Тут и вбежал ключарь, глаза протер, пыль сплюнул в угол.
– Ветрище-от какой!.. Ну что, убогие, проснулись? – и избу оглядел. – Тута мужик пришел… Дитя крестить зовет, младенца.
У Аввакума сердце дрогнуло: давно не крещивал, все боле отпевал в последние лета. Ввести же чадо под Христово лоно – эка радость! Однако ж в путь пора, пока ветришко дует: для беглого погода в самый раз…
– Кто может справить дело? – меж тем спросил ключарь и к иноку пристал. – Ступай, чернец, служи.
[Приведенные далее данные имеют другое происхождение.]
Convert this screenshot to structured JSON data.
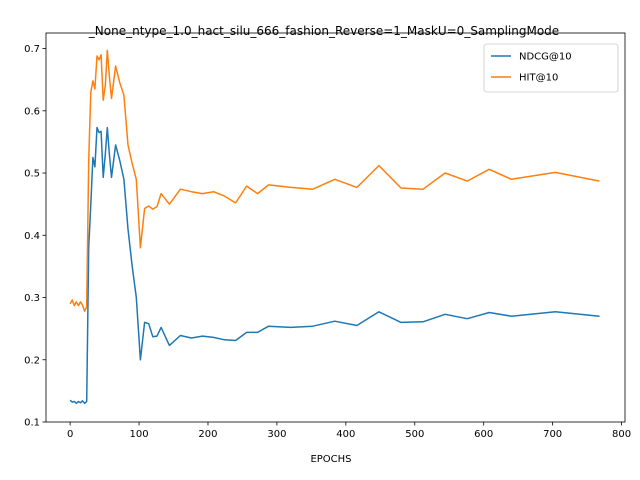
{
  "chart_data": {
    "type": "line",
    "title": "_None_ntype_1.0_hact_silu_666_fashion_Reverse=1_MaskU=0_SamplingMode",
    "xlabel": "EPOCHS",
    "ylabel": "",
    "xlim": [
      -35,
      805
    ],
    "ylim": [
      0.1,
      0.725
    ],
    "xticks": [
      0,
      100,
      200,
      300,
      400,
      500,
      600,
      700,
      800
    ],
    "yticks": [
      0.1,
      0.2,
      0.3,
      0.4,
      0.5,
      0.6,
      0.7
    ],
    "grid": false,
    "legend": "top-right",
    "series": [
      {
        "name": "NDCG@10",
        "color": "#1f77b4",
        "points": [
          [
            0,
            0.135
          ],
          [
            3,
            0.132
          ],
          [
            6,
            0.133
          ],
          [
            9,
            0.13
          ],
          [
            12,
            0.133
          ],
          [
            15,
            0.131
          ],
          [
            18,
            0.134
          ],
          [
            21,
            0.13
          ],
          [
            24,
            0.133
          ],
          [
            27,
            0.38
          ],
          [
            30,
            0.45
          ],
          [
            33,
            0.525
          ],
          [
            36,
            0.51
          ],
          [
            39,
            0.573
          ],
          [
            42,
            0.565
          ],
          [
            45,
            0.567
          ],
          [
            48,
            0.493
          ],
          [
            51,
            0.53
          ],
          [
            54,
            0.573
          ],
          [
            57,
            0.53
          ],
          [
            60,
            0.493
          ],
          [
            66,
            0.545
          ],
          [
            72,
            0.52
          ],
          [
            78,
            0.49
          ],
          [
            84,
            0.41
          ],
          [
            90,
            0.35
          ],
          [
            96,
            0.3
          ],
          [
            102,
            0.2
          ],
          [
            108,
            0.26
          ],
          [
            114,
            0.258
          ],
          [
            120,
            0.237
          ],
          [
            126,
            0.238
          ],
          [
            132,
            0.252
          ],
          [
            144,
            0.223
          ],
          [
            160,
            0.239
          ],
          [
            176,
            0.235
          ],
          [
            192,
            0.238
          ],
          [
            208,
            0.236
          ],
          [
            224,
            0.232
          ],
          [
            240,
            0.231
          ],
          [
            256,
            0.244
          ],
          [
            272,
            0.244
          ],
          [
            288,
            0.254
          ],
          [
            320,
            0.252
          ],
          [
            352,
            0.254
          ],
          [
            384,
            0.262
          ],
          [
            416,
            0.255
          ],
          [
            448,
            0.277
          ],
          [
            480,
            0.26
          ],
          [
            512,
            0.261
          ],
          [
            544,
            0.273
          ],
          [
            576,
            0.266
          ],
          [
            608,
            0.276
          ],
          [
            640,
            0.27
          ],
          [
            704,
            0.277
          ],
          [
            768,
            0.27
          ]
        ]
      },
      {
        "name": "HIT@10",
        "color": "#ff7f0e",
        "points": [
          [
            0,
            0.29
          ],
          [
            3,
            0.296
          ],
          [
            6,
            0.287
          ],
          [
            9,
            0.293
          ],
          [
            12,
            0.287
          ],
          [
            15,
            0.293
          ],
          [
            18,
            0.288
          ],
          [
            21,
            0.278
          ],
          [
            24,
            0.285
          ],
          [
            27,
            0.52
          ],
          [
            30,
            0.63
          ],
          [
            33,
            0.648
          ],
          [
            36,
            0.635
          ],
          [
            39,
            0.688
          ],
          [
            42,
            0.682
          ],
          [
            45,
            0.69
          ],
          [
            48,
            0.617
          ],
          [
            51,
            0.64
          ],
          [
            54,
            0.697
          ],
          [
            57,
            0.655
          ],
          [
            60,
            0.62
          ],
          [
            66,
            0.672
          ],
          [
            72,
            0.645
          ],
          [
            78,
            0.625
          ],
          [
            84,
            0.545
          ],
          [
            90,
            0.515
          ],
          [
            96,
            0.49
          ],
          [
            102,
            0.38
          ],
          [
            108,
            0.443
          ],
          [
            114,
            0.447
          ],
          [
            120,
            0.442
          ],
          [
            126,
            0.446
          ],
          [
            132,
            0.467
          ],
          [
            144,
            0.45
          ],
          [
            160,
            0.474
          ],
          [
            176,
            0.47
          ],
          [
            192,
            0.467
          ],
          [
            208,
            0.47
          ],
          [
            224,
            0.463
          ],
          [
            240,
            0.452
          ],
          [
            256,
            0.479
          ],
          [
            272,
            0.467
          ],
          [
            288,
            0.481
          ],
          [
            320,
            0.477
          ],
          [
            352,
            0.474
          ],
          [
            384,
            0.49
          ],
          [
            416,
            0.477
          ],
          [
            448,
            0.512
          ],
          [
            480,
            0.476
          ],
          [
            512,
            0.474
          ],
          [
            544,
            0.5
          ],
          [
            576,
            0.487
          ],
          [
            608,
            0.506
          ],
          [
            640,
            0.49
          ],
          [
            704,
            0.501
          ],
          [
            768,
            0.487
          ]
        ]
      }
    ]
  }
}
– Как тот мужик персты слагает? – спросил монах, письмо оставив.
– А так, как все, – ключарь десницу поднял с двоеперстьем.
– Тогда ступай!
– Да не боись. Мужик-то свой и выдачи не будет. Вот крест.
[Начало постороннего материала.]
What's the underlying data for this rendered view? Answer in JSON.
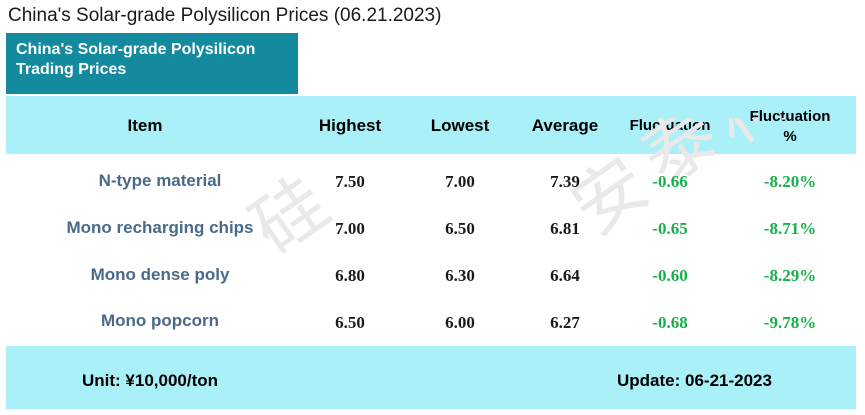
{
  "page_title": "China's Solar-grade Polysilicon Prices (06.21.2023)",
  "tag": {
    "line1": "China's Solar-grade Polysilicon",
    "line2": "Trading Prices"
  },
  "columns": {
    "item": "Item",
    "highest": "Highest",
    "lowest": "Lowest",
    "average": "Average",
    "fluctuation": "Fluctuation",
    "fluctuation_pct_line1": "Fluctuation",
    "fluctuation_pct_line2": "%"
  },
  "rows": [
    {
      "item": "N-type material",
      "highest": "7.50",
      "lowest": "7.00",
      "average": "7.39",
      "fluctuation": "-0.66",
      "fluctuation_pct": "-8.20%"
    },
    {
      "item": "Mono recharging chips",
      "highest": "7.00",
      "lowest": "6.50",
      "average": "6.81",
      "fluctuation": "-0.65",
      "fluctuation_pct": "-8.71%"
    },
    {
      "item": "Mono dense poly",
      "highest": "6.80",
      "lowest": "6.30",
      "average": "6.64",
      "fluctuation": "-0.60",
      "fluctuation_pct": "-8.29%"
    },
    {
      "item": "Mono popcorn",
      "highest": "6.50",
      "lowest": "6.00",
      "average": "6.27",
      "fluctuation": "-0.68",
      "fluctuation_pct": "-9.78%"
    }
  ],
  "footer": {
    "unit": "Unit: ¥10,000/ton",
    "update": "Update: 06-21-2023"
  },
  "colors": {
    "band": "#aaf0f8",
    "tag": "#138a9e",
    "item_text": "#4a6a8a",
    "change_text": "#16b04a"
  }
}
Чернец косичкою махнул и сплюнул.
– Ступай, ступай отсель! Не искушай!
Безногий ухмыльнулся и лаптем постучал.
– Да ты давно уж искушенный… Поди, донос строчишь?
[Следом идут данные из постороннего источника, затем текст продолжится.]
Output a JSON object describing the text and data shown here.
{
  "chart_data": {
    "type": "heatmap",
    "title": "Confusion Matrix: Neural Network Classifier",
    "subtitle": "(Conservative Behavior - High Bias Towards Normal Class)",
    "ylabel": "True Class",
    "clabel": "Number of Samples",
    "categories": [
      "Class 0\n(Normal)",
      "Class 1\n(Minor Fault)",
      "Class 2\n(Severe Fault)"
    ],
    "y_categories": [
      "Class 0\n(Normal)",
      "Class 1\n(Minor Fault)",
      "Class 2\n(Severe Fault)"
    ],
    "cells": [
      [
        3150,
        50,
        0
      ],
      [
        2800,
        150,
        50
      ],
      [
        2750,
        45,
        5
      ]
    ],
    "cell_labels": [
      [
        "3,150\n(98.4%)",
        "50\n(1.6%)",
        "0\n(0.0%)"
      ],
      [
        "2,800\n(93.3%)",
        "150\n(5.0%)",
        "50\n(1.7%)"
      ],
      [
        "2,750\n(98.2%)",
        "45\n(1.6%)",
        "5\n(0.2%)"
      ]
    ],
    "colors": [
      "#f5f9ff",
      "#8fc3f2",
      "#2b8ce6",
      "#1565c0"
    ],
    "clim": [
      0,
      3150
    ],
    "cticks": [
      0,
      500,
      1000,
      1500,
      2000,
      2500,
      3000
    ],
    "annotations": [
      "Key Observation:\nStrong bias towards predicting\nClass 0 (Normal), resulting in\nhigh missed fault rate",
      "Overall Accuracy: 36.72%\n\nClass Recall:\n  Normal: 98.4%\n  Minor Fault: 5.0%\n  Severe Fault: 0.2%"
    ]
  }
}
Подобно немтырю, распоп невнятно мыкнул и, вдруг озлившись на себя – чего засуетился, дитя ж зовут крестить, по старому обряду! – спустился с печи.
– Я справлю Божеское дело.
В след инок зыркнул – лица не увидал, а ветер дверь захлопнул. На улице ждал молодой мужик с подбитым глазом, шапчонку снял и поклонился.
– Айда скорее, батька! Ишь, ветер разгулялся!
Сомненье ворохнулось: не лиходей ли с большака? С чего синяк-то носит? И свежий больно…
– Кто лампу-то подвесил? – спросил ворчливо. – Ишь, светит как…
– Да по лесу скакал, чуть ока не лишился…
3.
А ветер с ног валил, ломал деревья и в воздух поднимал соломенные крыши. Полнеба черного, и в туче бьют молнии, а грома не слыхать. В другой же половине сквозь дым и пыль проглядывает солнце и чудится, в сей миг из облака архангелы явятся и затрубят – скончанье света!
В телегу сели, конь заупрямился, вылазит из оглобель, копытом бьет – не может против бури. Распоп молиться стал, мужик из-под соломы кнут выдернул ямщицкий, и вкупе у них сладилось, поехали. За селом свернули с большака, помчались по ветру и бездорожью, по выпасам и нивам, к лесу, а там проселком. А буря все сильней – земля трясется.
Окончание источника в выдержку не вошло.